Our family remained Muggles for quite some time. My theory had been that there were already more great children's books than we had time to read, so why bother to expand the list. Plus I hate jumping on bandwagons. Then one day Rebekah told me that they were going to grow up culturally illiterate if they didn't become familiar with the story. It was a great line, and successful too.
In the interests of being culturally literate I got the first book and we started reading it aloud. Reading aloud was the hallmark activity of our family, and we had some rules that were meant to be followed.
1. It was absolutely forbidden to sneak the book and read ahead.
2. It was also forbidden to laugh at me if I got choked up over a scene and started crying.
Rule number 1 was followed religiously. Rule number 2 was blatantly ignored. We kept right on reading right through Harry Potter and the Deathly Hallows. All for the sake of being culturally literate of course.
I should point out that by the time the final book came out Rebekah and David were both attending university here in Kamloops, but that didn't stop us from reading the book together. We had started them together and we intended to finish them together. Sadly, in the end life got in the way and we each finished the final chapters of the book on our own. It made me realize that half of the enjoyment of reading Harry Potter had come from the howls of protest when I would close the book and say that was enough, the tension that gripped everyone as I read through a scary bit, or the speculation as to what was going to happen next.
The Harry Potter books are a lot like asparagus and cilantro. People ether seem to love them or hate them. Some people felt they were classics in the making, and credited them with getting otherwise reluctant readers engaged with the written word. Others felt they were basically the spawn of the devil and were leading a generation of youth into the occult. On a forum I used to frequent simply putting the initials HP into the subject line was guaranteed to start an argument that could continue for hundreds of comments. The fights would only stop when the moderator stepped in and closed the thread. Just like magic, a few days later another thread would start and the whole thing would take off again.
I find J.K. Rowling's story almost as good as the books she has written.
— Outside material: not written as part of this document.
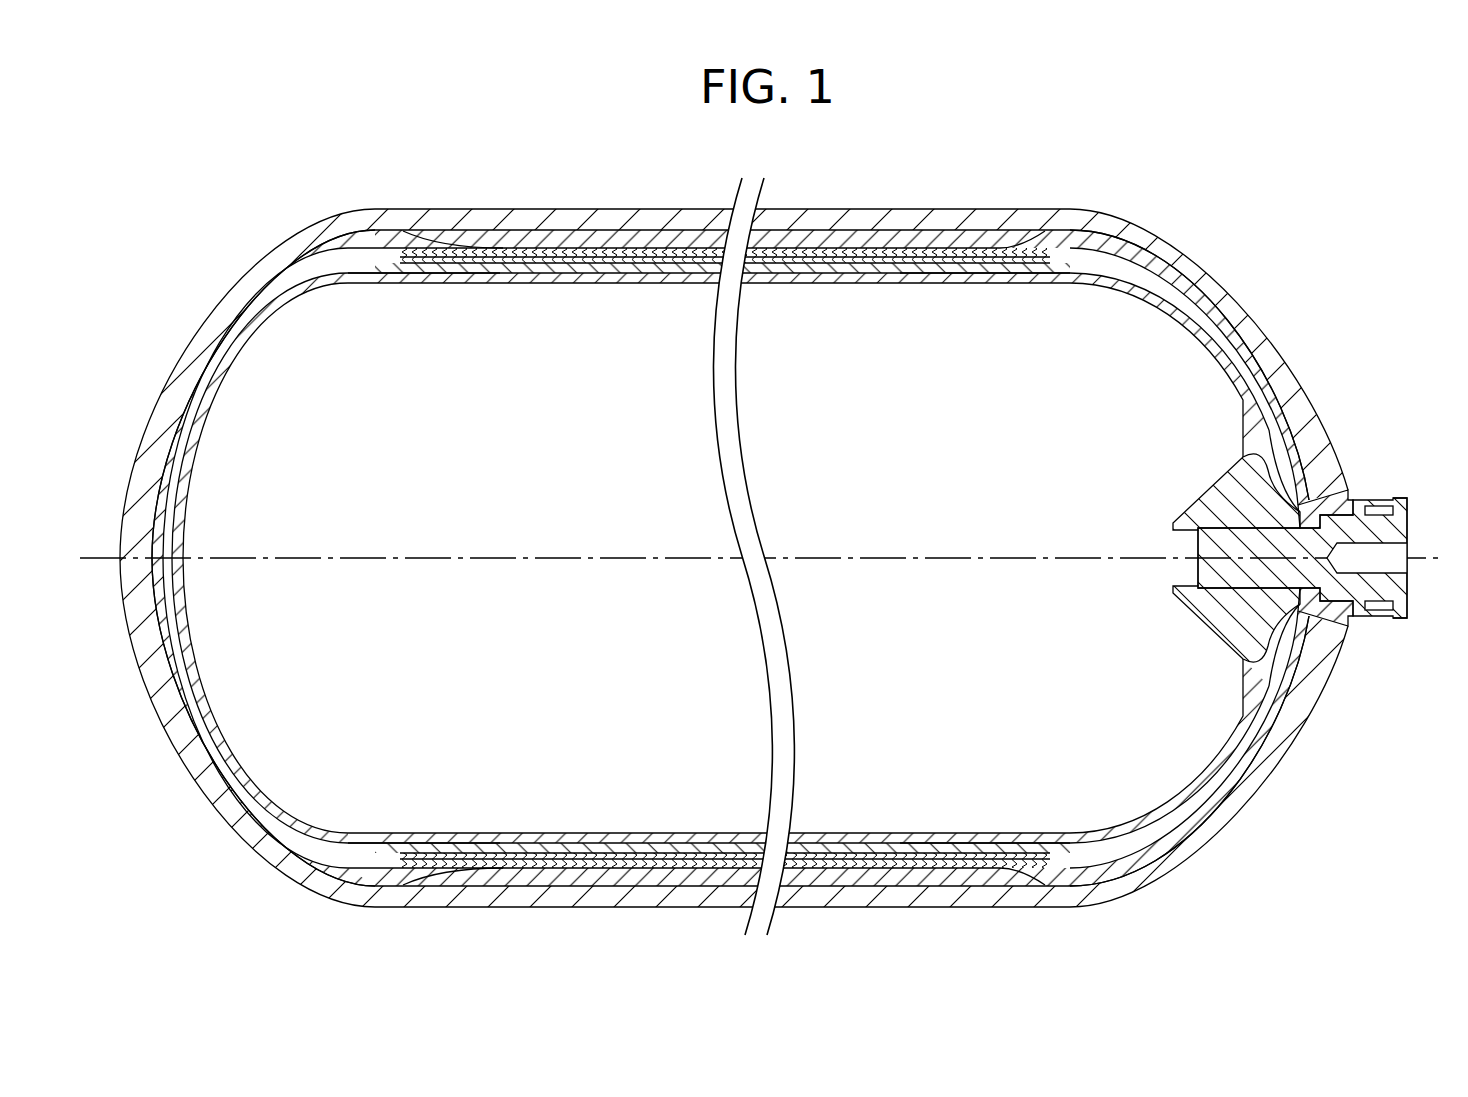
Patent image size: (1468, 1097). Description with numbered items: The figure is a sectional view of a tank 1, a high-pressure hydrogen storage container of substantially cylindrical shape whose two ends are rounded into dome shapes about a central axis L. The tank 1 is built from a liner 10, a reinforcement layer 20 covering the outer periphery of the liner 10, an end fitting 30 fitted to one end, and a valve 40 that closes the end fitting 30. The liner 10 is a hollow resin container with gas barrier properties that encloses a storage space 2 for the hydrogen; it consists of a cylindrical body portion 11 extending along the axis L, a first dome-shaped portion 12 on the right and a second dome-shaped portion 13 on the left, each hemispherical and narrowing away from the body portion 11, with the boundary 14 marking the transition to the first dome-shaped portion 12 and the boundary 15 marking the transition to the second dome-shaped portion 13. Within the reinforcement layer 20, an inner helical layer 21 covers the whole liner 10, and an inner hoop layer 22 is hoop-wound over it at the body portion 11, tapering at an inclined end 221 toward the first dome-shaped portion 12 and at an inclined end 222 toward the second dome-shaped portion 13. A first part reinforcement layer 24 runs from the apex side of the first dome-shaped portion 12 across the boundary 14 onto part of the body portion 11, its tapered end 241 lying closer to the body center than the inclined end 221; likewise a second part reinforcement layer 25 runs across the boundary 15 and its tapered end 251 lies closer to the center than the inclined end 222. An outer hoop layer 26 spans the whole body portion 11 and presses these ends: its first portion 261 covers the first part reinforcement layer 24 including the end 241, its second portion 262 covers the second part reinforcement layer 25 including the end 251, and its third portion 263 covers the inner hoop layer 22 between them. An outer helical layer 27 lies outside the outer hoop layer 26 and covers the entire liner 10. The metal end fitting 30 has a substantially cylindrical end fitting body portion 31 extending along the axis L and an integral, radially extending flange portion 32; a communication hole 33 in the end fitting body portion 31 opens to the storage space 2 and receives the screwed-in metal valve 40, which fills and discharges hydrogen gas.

I am fascinated by how the whole story line came to her in four hours on a delayed train trip between Manchester and London. She didn't have a pen to scribble down her ideas, so simply sat and pondered Harry. She said she thinks the story might not have come together the same way if she had interrupted her thoughts by stopping to write them down.
I also find it interesting that she ignores one of the hallmark rules of good writing and makes it work. Here is a blurb from Stephen King's excellent book On Writing.
"I insist that you use the adverb in dialogue attribution only in the rarest and most special occasions...and not even then if you can avoid it."
Here are a few examples of what Stephen King is talking about, taken from Harry Potter and the Philosopher's Stone.
"I want to read it," said Harry furiously, "as it's mine."
"Oh, this is Crabbe and this is Goyle," said the pale boy carelessly, noticing where Harry was looking.
"Typical," said Harry darkly. "Just what I always wanted. To make a fool of myself on a broomstick in front of Malfoy."
How well does she succeed at this rule breaking? Aside from selling 450 million books, that is. Adverb hating Stephen King himself is quoted as saying J.K. Rowling is a great writer, and he lists her books in the back of his On Writing book as some of the best he has read. High praise indeed!
So does the release of the final Harry Potter movie signal the end of an era? In some ways yes. The hype over an upcoming book or movie is now a thing of the past. But there will never stop being new readers who discover the series, and my guess would be that the Harry Potter books will remain popular for many years to come.
Plus there is the new Pottermore site coming in October, where readers are going to get an "exciting online experience around the reading of the Harry Potter books." It is also reported that this fall the books will be coming out in e-reader format. Maybe there is another round of Butterbeer coming after all.